Purja on the summit of K2.


Purja’s comments echo Mingma G’s, who mentioned that descent was rather straightforward, thanks to the fixed ropes.

This contradicts Pakistani climbing legend Nazir Sabir’s recent speculations. Last week, Sabir accused the Nepali climbers of retrieving the ropes as they returned from the summit, implying that this could have affected the safety of John Snorri, Ali Sadpara, and Juan Pablo Mohr, who went missing during their own summit push on February 5.

Purja declined to comment about what happened at Camp 3, when the Seven Summit Treks climbers found so few tents for so many people, saying that he was not there at the time. But he did suggest how to prevent such events from happening in the future: “[Plan] everything meticulously, check everything in advance, and have contingency plans,” he said.

Purja explained that he made the extra effort to climb to Camp 2 ahead of time in order to check the state of the tents and gear after a wind storm and before the summit push. “You need to have a backup plan,” he said. “After so many days in Base Camp, you either need to go and check as I did or carry the gear yourself.”

In the interview, Purja stated that he had meant to climb without supplementary oxygen from “Day 1”, and that he was aware of the magnitude of the challenge: First, because he was not acclimatized enough. Second, on his first rotation to Camp 3, he frostnipped three fingers. Third, because from the outset, he wanted all the Nepalis to reach the summit together while singing their country’s anthem. And finally, because he was concerned that without O2, he would not be able to keep pace with his Sherpa partners, whom he described as always fast but nearly “superhuman” when climbing on O2.

However, everything went according to plan. He used no O2 and noted, “Some of my friends were like Wow, even on oxygen they couldn’t catch up with me.”

Here is the interview (in English):


When did the Nepalis plan their summit push?

In general, Nirmal Purja’s remarks suggest that all the Nepali climbers who headed up to Camps 2 and 3 on January 14 may have planned a joint summit push in advance. Back then, however, Mingma G’s group, the SST Sherpas, and Purja’s own men seemed to be heading up independently to further acclimatize, to rebuild Camp 2 (Purja’s group), and to fix the route to Camp 4 (Mingma G’s group).

Earlier, Purja confirmed that wind had seriously damaged his Camp 2, destroying tents and blowing away gear. “I am just a bit gutted about missing another summit window,” he wrote on January 10, “but the plan is still ON, and the summit plan will be pushed a bit late in the season.”

In fact, Purja didn’t miss that beautiful summit window after all and joined forces with Mingma G and SST’s Sona Sherpa in an all-Nepali summit push.

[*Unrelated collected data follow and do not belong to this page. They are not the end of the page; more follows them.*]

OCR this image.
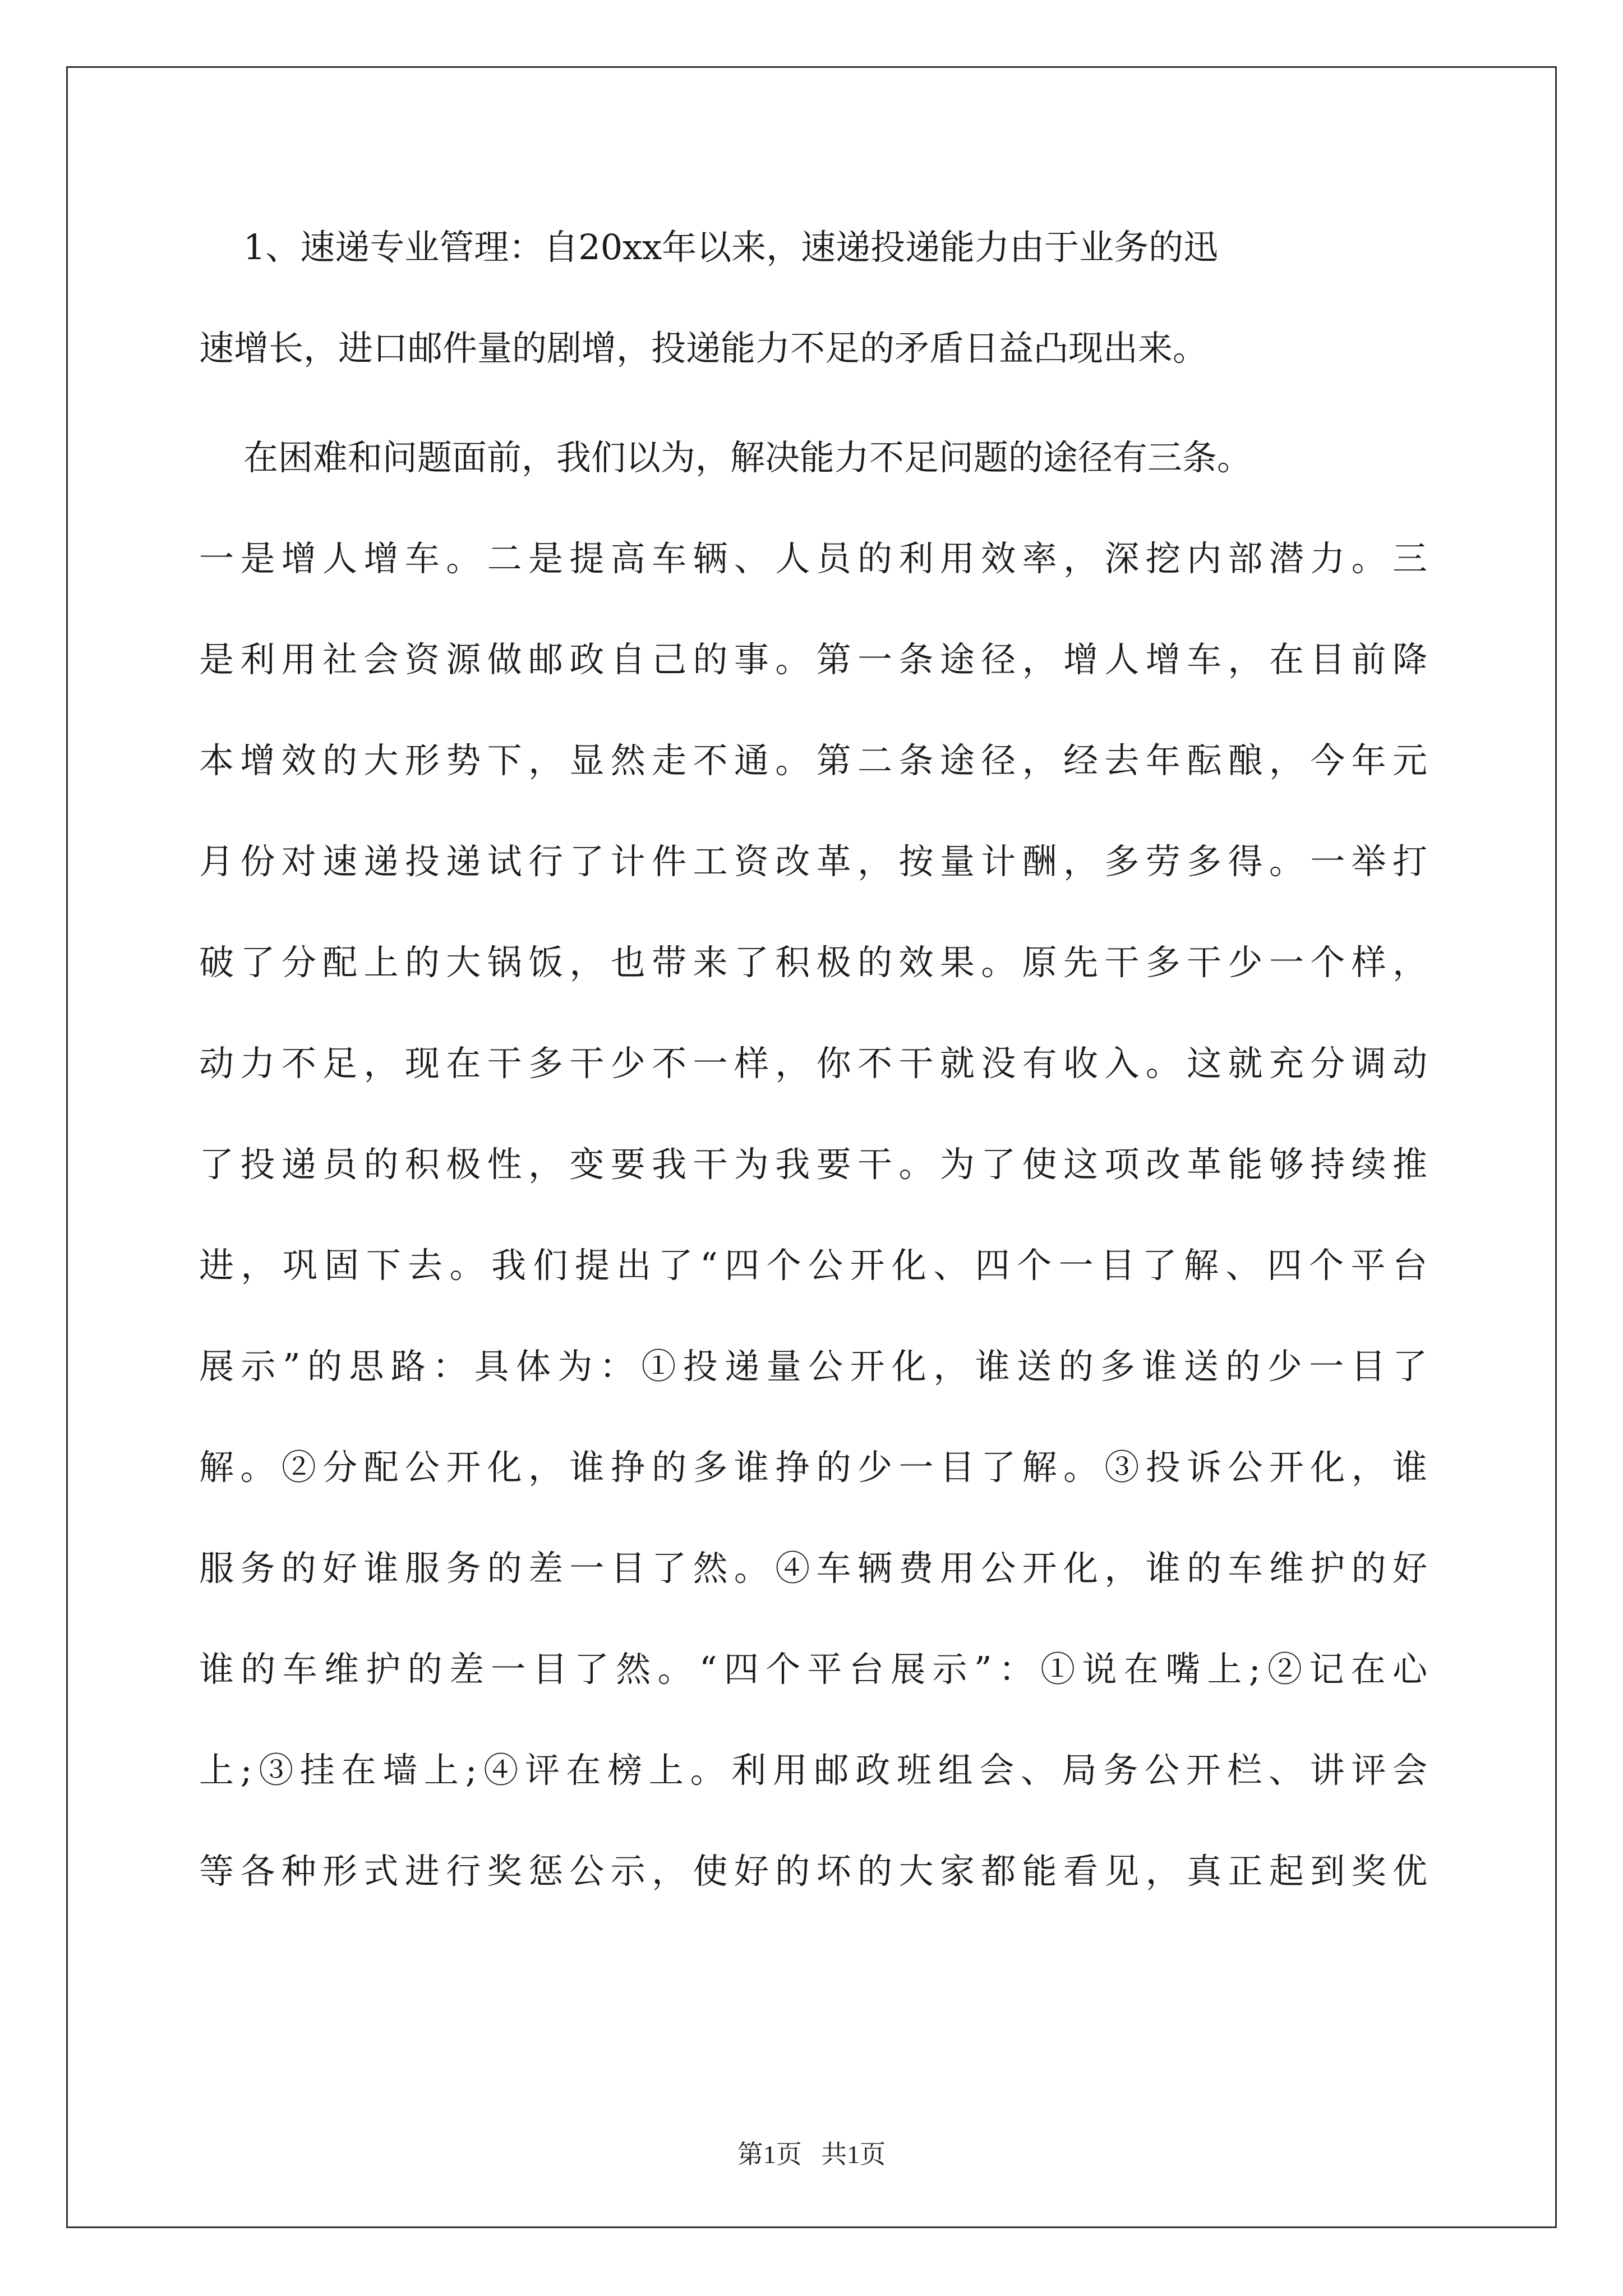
1、速递专业管理：自20xx年以来，速递投递能力由于业务的迅
速增长，进口邮件量的剧增，投递能力不足的矛盾日益凸现出来。
在困难和问题面前，我们以为，解决能力不足问题的途径有三条。
一是增人增车。二是提高车辆、人员的利用效率，深挖内部潜力。三
是利用社会资源做邮政自己的事。第一条途径，增人增车，在目前降
本增效的大形势下，显然走不通。第二条途径，经去年酝酿，今年元
月份对速递投递试行了计件工资改革，按量计酬，多劳多得。一举打
破了分配上的大锅饭，也带来了积极的效果。原先干多干少一个样，
动力不足，现在干多干少不一样，你不干就没有收入。这就充分调动
了投递员的积极性，变要我干为我要干。为了使这项改革能够持续推
进，巩固下去。我们提出了“四个公开化、四个一目了解、四个平台
展示”的思路：具体为：①投递量公开化，谁送的多谁送的少一目了
解。②分配公开化，谁挣的多谁挣的少一目了解。③投诉公开化，谁
服务的好谁服务的差一目了然。④车辆费用公开化，谁的车维护的好
谁的车维护的差一目了然。“四个平台展示”：①说在嘴上;②记在心
上;③挂在墙上;④评在榜上。利用邮政班组会、局务公开栏、讲评会
等各种形式进行奖惩公示，使好的坏的大家都能看见，真正起到奖优
第1页   共1页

While this was going on, John Snorri’s team was in Camp 2, about to head to Camp 3. On January 15, Snorri posted: “Today we will take our tent and oxygen to Camp 3. We are making all decisions [based on] our former experience, weather reports, and insights. It is important to keep focus in these difficult circumstances, the unpredictable mountain K2, and the surrounding competitive spirit.”

John Snorri shows destroyed tents behind him at Camp 2 on January 15. Video frame from John Snorri’s Instagram


It was still windy, and Snorri was not sure if the weather would improve. But Mingma G explained later that the Nepalis had their own forecasts confirming the weather window, so they pushed ahead.

Meanwhile, Snorri ultimately decided to take a load of gear to their Camp 3 (lower than the Nepalis’), then retreat for one more night to Camp 2, after which they returned to Base Camp. Ironically, it was they who missed the summit window.

If Snorri and the Sadparas had reached and stayed in the “higher” Camp 3, they would have seen the Nepali team setting off toward the top. Would have they joined them, turning the push into an international one? Would it have been welcomed in the “competitive spirit” to which John Snorri alluded?

Sadly, Snorri will never be able to explain his version of events. Nirmal Purja did not mention the other climbers. But Mingma G did, in an interview with Dream Wanderlust:

On January 14, he said, “a few foreigners [Mingma means non-Nepalis, although his statement also includes Ali and Sajid Sadpara, who were at home there in Pakistan] were resting at Camp 2, right below the Chimney. On January 15, it was a little windy and not at all possible to come from [that] lower camp to Camp 3 directly. In winter, it takes a lot of time to climb up, nothing like in summer. They needed a middle camp between lower camp and Camp 3 since they lost the tent there on January 14. So they could not match our timeline on January 16. This is also why it was only the Nepalese team that went to the summit.”